Subcommittee Chairwoman Marjorie Taylor Greene (R., Ga.) is holding the hearing, titled “The War on Waste: Stamping Out the Scourge of Improper Payments and Fraud” next Wednesday to examine how the federal government has lost $2.7 trillion of taxpayer dollars to fraudulent payments since 2003.

“Fraudsters, organized criminals, malign foreign actors, and even corrupt government employees are filing hundreds of billions of dollars’ worth of fraudulent claims each year — and getting away with it. Every taxpayer dollar that goes to these criminals is one dollar less for hardworking Americans, who expect and deserve more from their government,” Greene said.

“The DOGE Subcommittee will work hand-in-hand with President Trump to root out waste, fix broken payment systems, and investigate fraud schemes. This hearing is a first step towards creating a government that actually works for the American people.”

Expert witnesses at the hearing will include Stewart Whitson, the senior director of federal affairs at the Foundation for Government Accountability, Haywood Talcove, the CEO of Lexis Nexis Risk Solution, and Dawn Royal, director of the United Council on Welfare Fraud.

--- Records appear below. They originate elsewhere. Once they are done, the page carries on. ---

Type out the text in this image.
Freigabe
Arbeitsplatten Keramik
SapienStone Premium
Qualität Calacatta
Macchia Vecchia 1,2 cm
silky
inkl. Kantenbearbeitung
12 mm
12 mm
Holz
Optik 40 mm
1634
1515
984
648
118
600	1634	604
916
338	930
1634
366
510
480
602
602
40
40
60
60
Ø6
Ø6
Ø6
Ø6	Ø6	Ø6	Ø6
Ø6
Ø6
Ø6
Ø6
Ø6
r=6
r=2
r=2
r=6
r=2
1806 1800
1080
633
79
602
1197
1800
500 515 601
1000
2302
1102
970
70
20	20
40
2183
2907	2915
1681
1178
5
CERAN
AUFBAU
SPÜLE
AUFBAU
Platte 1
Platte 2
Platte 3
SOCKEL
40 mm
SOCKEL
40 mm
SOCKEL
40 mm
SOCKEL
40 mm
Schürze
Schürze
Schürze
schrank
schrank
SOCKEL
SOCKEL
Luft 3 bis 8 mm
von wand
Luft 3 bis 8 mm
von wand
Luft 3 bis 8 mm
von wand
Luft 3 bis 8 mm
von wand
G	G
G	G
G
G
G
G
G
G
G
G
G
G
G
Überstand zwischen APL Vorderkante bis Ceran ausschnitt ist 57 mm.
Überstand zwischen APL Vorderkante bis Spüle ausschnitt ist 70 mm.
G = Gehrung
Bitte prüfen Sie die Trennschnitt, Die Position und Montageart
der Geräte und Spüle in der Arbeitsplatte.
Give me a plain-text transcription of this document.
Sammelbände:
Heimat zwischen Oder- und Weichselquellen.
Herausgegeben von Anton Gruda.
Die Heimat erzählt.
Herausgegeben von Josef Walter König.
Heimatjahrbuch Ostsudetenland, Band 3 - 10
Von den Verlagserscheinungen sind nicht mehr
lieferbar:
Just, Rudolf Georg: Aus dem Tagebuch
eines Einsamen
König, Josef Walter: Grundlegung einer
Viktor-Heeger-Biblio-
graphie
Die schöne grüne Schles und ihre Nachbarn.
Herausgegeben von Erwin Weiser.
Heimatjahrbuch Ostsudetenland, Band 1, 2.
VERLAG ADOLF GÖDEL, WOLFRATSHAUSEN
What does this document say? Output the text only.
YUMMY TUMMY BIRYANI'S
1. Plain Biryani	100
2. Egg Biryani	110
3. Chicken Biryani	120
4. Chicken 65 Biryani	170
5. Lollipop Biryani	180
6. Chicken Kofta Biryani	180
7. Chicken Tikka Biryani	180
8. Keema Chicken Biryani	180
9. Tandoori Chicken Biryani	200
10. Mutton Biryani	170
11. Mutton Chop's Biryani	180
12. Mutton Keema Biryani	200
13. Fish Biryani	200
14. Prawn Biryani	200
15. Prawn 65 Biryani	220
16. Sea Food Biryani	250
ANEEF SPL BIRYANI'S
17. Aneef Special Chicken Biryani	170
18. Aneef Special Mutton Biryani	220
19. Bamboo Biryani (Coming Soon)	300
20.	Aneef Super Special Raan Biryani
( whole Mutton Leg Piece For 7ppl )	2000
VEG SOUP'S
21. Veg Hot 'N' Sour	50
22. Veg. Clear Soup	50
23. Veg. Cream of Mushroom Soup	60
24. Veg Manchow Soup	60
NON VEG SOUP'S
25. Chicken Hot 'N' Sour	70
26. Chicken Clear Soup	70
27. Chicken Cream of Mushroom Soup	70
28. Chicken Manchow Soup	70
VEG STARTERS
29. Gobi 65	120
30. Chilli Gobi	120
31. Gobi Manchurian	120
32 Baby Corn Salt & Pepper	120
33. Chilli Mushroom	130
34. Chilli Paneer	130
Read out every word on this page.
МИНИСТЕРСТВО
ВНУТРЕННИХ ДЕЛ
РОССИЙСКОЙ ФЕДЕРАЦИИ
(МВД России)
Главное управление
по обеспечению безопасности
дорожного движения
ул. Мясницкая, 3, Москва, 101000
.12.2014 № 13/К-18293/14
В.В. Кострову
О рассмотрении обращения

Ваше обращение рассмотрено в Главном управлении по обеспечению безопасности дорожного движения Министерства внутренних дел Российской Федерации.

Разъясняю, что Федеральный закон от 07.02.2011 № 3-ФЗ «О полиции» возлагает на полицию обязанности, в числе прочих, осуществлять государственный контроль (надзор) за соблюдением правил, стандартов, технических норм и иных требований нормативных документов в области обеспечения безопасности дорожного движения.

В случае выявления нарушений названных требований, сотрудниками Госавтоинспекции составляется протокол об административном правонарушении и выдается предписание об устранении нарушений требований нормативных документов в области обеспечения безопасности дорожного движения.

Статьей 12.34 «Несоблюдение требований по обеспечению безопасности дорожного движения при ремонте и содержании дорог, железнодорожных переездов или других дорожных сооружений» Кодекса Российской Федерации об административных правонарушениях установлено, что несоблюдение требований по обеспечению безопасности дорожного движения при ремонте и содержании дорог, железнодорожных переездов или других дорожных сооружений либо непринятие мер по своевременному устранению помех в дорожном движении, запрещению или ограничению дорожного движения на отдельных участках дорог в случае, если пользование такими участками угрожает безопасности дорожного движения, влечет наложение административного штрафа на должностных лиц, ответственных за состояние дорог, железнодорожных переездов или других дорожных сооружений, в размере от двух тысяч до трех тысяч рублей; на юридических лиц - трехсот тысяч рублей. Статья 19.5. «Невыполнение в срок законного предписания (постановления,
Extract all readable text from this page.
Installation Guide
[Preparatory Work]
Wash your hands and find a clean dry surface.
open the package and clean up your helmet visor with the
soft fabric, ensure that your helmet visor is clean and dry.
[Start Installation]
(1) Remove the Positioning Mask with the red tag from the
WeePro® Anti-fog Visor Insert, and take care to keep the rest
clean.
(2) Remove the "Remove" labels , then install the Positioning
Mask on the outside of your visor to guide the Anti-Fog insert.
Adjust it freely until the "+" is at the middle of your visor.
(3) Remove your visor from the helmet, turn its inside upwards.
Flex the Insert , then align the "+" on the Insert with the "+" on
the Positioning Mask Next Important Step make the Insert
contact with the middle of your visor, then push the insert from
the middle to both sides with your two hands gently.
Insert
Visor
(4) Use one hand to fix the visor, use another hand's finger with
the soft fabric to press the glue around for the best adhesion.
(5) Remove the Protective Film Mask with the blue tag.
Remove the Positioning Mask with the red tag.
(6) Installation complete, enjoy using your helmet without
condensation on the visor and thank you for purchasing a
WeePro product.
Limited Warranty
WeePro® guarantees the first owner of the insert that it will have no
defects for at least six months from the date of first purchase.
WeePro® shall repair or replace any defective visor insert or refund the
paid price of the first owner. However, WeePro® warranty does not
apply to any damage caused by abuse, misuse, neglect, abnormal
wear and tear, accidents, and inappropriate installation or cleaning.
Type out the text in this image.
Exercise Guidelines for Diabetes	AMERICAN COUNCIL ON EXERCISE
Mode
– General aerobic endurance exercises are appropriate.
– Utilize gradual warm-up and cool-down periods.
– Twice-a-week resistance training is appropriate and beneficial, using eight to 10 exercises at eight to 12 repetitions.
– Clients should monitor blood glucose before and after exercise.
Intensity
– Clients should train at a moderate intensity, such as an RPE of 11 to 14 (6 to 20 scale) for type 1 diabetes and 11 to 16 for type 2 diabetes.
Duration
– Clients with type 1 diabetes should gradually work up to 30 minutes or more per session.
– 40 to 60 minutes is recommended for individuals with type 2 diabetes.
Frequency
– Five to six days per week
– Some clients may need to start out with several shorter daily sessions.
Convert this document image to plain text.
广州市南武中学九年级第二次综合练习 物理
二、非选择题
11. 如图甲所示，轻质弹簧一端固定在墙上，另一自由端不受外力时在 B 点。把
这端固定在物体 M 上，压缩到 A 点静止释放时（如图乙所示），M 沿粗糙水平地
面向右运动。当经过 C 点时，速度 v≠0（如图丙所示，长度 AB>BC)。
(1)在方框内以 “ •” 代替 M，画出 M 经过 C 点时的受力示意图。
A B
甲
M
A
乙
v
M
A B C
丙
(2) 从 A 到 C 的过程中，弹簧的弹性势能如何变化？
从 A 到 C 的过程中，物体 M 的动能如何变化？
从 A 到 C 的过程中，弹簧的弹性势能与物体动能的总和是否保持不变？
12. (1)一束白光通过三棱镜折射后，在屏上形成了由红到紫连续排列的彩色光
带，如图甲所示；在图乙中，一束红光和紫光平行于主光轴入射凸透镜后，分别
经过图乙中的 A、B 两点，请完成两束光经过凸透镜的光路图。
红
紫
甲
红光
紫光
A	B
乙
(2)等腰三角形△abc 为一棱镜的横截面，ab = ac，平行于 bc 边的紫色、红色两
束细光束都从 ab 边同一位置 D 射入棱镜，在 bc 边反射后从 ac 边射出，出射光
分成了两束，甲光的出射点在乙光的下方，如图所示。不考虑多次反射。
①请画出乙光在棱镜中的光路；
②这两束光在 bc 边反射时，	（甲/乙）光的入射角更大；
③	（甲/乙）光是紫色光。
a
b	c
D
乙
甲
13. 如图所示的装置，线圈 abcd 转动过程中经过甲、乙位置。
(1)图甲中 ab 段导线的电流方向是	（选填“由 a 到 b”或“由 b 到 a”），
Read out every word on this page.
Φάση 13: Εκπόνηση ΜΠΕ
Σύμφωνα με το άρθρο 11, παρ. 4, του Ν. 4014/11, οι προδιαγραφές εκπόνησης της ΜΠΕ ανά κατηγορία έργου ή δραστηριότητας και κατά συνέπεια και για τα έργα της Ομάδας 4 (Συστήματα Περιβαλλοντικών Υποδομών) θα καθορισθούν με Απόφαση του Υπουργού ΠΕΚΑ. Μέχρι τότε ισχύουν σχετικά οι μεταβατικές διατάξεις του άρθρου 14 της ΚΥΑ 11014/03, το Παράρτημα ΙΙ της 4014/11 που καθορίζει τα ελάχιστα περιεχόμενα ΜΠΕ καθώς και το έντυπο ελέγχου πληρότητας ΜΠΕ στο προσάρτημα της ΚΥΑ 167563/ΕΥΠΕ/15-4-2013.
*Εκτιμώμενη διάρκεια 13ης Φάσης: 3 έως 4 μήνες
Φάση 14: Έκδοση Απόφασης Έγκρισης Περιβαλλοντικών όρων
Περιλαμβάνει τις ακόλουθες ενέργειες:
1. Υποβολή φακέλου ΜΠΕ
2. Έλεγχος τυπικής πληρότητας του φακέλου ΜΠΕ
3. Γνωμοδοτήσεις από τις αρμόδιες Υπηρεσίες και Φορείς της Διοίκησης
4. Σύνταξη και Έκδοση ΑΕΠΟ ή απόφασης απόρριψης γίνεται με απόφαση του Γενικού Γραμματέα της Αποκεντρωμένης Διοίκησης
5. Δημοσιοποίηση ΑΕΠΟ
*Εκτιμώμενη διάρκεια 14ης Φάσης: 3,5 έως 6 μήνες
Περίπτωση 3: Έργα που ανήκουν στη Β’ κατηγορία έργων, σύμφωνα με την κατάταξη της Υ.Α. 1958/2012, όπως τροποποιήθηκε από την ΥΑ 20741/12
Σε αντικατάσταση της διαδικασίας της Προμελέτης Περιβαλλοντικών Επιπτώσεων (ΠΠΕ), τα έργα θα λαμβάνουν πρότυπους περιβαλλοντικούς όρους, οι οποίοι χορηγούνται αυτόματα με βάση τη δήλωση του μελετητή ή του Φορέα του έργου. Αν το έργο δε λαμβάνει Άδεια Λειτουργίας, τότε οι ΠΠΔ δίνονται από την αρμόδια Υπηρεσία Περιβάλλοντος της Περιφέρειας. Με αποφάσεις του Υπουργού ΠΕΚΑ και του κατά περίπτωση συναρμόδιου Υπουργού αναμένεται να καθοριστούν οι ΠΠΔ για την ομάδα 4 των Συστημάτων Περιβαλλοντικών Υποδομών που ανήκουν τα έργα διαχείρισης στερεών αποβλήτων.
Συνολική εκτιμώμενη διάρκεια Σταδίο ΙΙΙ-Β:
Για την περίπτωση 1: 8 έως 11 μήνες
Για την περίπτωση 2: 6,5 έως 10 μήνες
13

The hearing will specifically address the deluge of Covid-19 related fraud involving pandemic-era relief programs and the Biden administration’s significant increase in Medicare spending. The Small Business Administration’s emergency loan programs and the Department of Labor’s pandemic unemployment benefits were ripe with fraud to the tune of billions of dollars, an issue federal prosecutors have attempted to address.

The Justice Department said last year that its Covid-19 fraud task force recovered $1.4 billion of fraudulently obtained funds, a fraction of the roughly half a trillion of waste and fraud that occurred during the federal government’s delivery of over $4 trillion worth of Covid-19 assistance.

House Oversight Committee Chairman James Comer (R., Ky.) formed the DOGE subcommittee to partner with the Trump administration’s Department of Government Efficiency to root out federal government waste and streamline the administrative state.

Billionaire Elon Musk is overseeing DOGE’s effort to examine where federal agencies are putting their money and ending line items that advance left-wing ideology or needlessly waste taxpayer dollars. Trump created DOGE on day one through an executive order months after announcing it in the wake of his resounding electoral victory over former Vice President Kamala Harris. Former GOP presidential candidate Vivek Ramaswamy initially paired up with Musk to lead DOGE until he stepped away last month before a possible run for Governor of Ohio.

Thus far, Musk’s most high-profile action target has been the U.S. Agency for International Development and put an end to its ideologically driven spending worldwide. The Trump administration is also attempting to buyout federal employees and bring them back to working in-person to bolster productivity and trim the workforce.

House and Senate Republicans have launched corresponding DOGE caucuses to work with the DOGE team on trimming the federal budget and reorganizing federal agencies. The GOP’s support for limiting the size and scope of the administrative state is born out of conservatives’s longstanding belief in the importance of small government combined with President Trump’s difficulties with the bureaucracy throughout his first term.